Successful Applications of Portfolio Software

Portfolio software is a Swiss Army knife for serious investors looking to increase their returns and minimize their risks. There are many highly effective uses of this type of tool, and also some pitfalls that you simply avoid. Read through to learn more.

Portfolio software is ordinarily utilized to analyze a portfolio of securities against a market standard, whether it’s an overall market index including the S&P 500, FTSE 100, or DAX, or even a more particular benchmark say for example a Brazil real estate loan index. This benchmarking methodology is done to determine how an investment portfolio performed compared to the market in the past. Analysts will use the outcome to project expected returns in to the future under the assumption there won’t be any structural investment or marketplace changes. Over a reasonable length of time, long horizons such an analysis can often be useful.
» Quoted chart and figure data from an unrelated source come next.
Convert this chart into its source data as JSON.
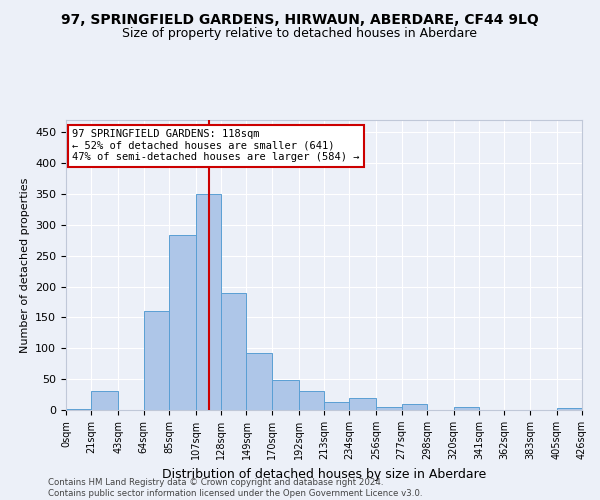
{
  "title": "97, SPRINGFIELD GARDENS, HIRWAUN, ABERDARE, CF44 9LQ",
  "subtitle": "Size of property relative to detached houses in Aberdare",
  "xlabel": "Distribution of detached houses by size in Aberdare",
  "ylabel": "Number of detached properties",
  "bar_heights": [
    2,
    30,
    0,
    160,
    283,
    350,
    190,
    92,
    48,
    31,
    13,
    19,
    5,
    10,
    0,
    5,
    0,
    0,
    0,
    3
  ],
  "bin_edges": [
    0,
    21,
    43,
    64,
    85,
    107,
    128,
    149,
    170,
    192,
    213,
    234,
    256,
    277,
    298,
    320,
    341,
    362,
    383,
    405,
    426
  ],
  "tick_labels": [
    "0sqm",
    "21sqm",
    "43sqm",
    "64sqm",
    "85sqm",
    "107sqm",
    "128sqm",
    "149sqm",
    "170sqm",
    "192sqm",
    "213sqm",
    "234sqm",
    "256sqm",
    "277sqm",
    "298sqm",
    "320sqm",
    "341sqm",
    "362sqm",
    "383sqm",
    "405sqm",
    "426sqm"
  ],
  "bar_color": "#aec6e8",
  "bar_edge_color": "#5a9fd4",
  "vline_x": 118,
  "vline_color": "#cc0000",
  "annotation_text": "97 SPRINGFIELD GARDENS: 118sqm\n← 52% of detached houses are smaller (641)\n47% of semi-detached houses are larger (584) →",
  "annotation_box_color": "#ffffff",
  "annotation_box_edge": "#cc0000",
  "ylim": [
    0,
    470
  ],
  "yticks": [
    0,
    50,
    100,
    150,
    200,
    250,
    300,
    350,
    400,
    450
  ],
  "background_color": "#ecf0f8",
  "footer_text": "Contains HM Land Registry data © Crown copyright and database right 2024.\nContains public sector information licensed under the Open Government Licence v3.0.",
  "title_fontsize": 10,
  "subtitle_fontsize": 9,
  "annotation_fontsize": 7.5,
  "tick_fontsize": 7,
  "ylabel_fontsize": 8,
  "xlabel_fontsize": 9
}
Another usage of this type of application is for “what if” decisions regarding which securities could add higher returns or lower risk in the portfolio. This is a form of scenario analysis which includes two primary approaches, including optimization simulations (get the optimum quantity of shares of X, Y, and Z) and user-defined scenarios (what happens if I add one thousand shares of stock A to my portfolio). This analysis requires lots of historical return time series data, or at a minimum beta, volatility, or correlation matrix data as inputs to supply the calculations.

One final use of portfolio software programs are to calculate risk and return figures such as Value at Risk (VaR), and extracted ratios like the Sharpe or Treynor ratios. VaR is usually a way of measuring potential portfolio losses in the foreseeable future, stated in currency value for a particular confidence interval (i.e. $1.5 million with 95% probability). Sharpe, Treynor, Jensen Alpha, as well as other ratios are widely-used to compare different portfolios against the other and determine if the portfolio manager is underperforming against her peers.

When you use this type of program it is important to understand the negatives and constraints as well as the benefits above. One limitation is simply the inability for any tool or technique to predict tomorrow with a modicum of accuracy. Regardless of the underlying model used, no technique can predict the portfolio’s future returns with one hundred percent success, although it has been well proven that such tools have some beneficial predictive value. Another restriction is computing speed and data cost; the bigger and more complicated a portfolio becomes, the more varied the possible risk-return permutations are. This increases demands for data, storage space, and computing power at an accelerating rate, which adds expense and complexity. It is normally better to utilize less sophisticated models combined with aggregation or proxy methods like PCA where the size and cross section of investments inside a portfolio permit this.

Even considering these limitations, portfolio software can be very useful for smaller investors to help reduce their investment risk and enhancing returns.